Dyn fell victim to a DDoS — or distributed denial of service — attack, which enlists internet-connected devices, from laptops to nanny cams, to send innumerable requests at the target’s servers, and thereby knock them offline.

As such, there were countless “sources” for the attack, making it harder both to stop and to trace. Since then, calls to implement “industry standardization in IoT devices” have increased, as a lack of such standardization directly contributed to the severity of the October attack.

New FTC regulations would go a long way toward making the necessary security standardizations a reality, and therefore towards protecting American businesses and consumers online. The technical details of standardization are as complex as they are numerous, but suffice it to say that, when tech companies are simply left to their own devices, implementing preventative measures that work across all platforms is extremely difficult, even impossible.

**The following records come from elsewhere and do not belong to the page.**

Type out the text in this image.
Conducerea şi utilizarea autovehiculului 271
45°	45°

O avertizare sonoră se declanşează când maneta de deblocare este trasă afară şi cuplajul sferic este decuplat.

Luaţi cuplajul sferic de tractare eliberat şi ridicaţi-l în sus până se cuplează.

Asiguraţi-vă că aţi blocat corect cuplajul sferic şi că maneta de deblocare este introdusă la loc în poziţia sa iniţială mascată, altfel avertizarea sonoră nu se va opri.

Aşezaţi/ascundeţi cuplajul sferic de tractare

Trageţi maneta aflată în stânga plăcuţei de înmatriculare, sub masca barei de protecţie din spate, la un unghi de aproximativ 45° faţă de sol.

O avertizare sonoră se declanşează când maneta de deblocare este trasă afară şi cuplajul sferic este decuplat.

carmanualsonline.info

But it seems that Ohlhausen would rather the tech industry self-regulate against such problems, leaving a vital national security issue in the hands of individual companies. There’s one big problem with that strategy. Consumer tech companies in a competitive marketplace haven’t shown they are willing to invest in security technology if it means their product will be more expensive.

“There’s an incentive for a lot of these companies to overlook security, and maybe try to deal with it after the fact,” Efflux Systems CEO and co-founder Mike McNerney told Inverse after the attack in October.

Ohlhausen did “recommend a voluntary set of standards suggested by an industry trade association called the broadband internet technology advisory group (Bitag),” but, again, gave no indication that the FTC plans to enforce those or other requirements, despite being legally permitted to do so.

The kind of wait-and-see attitude that Ohlhausen has adopted works just fine when trying to determine the severity of, say, a faucet leak. Less so when it comes to keeping the internet online. Ohlhausen will have a lot to answer for when millions of people are suddenly unable to get on Netflix.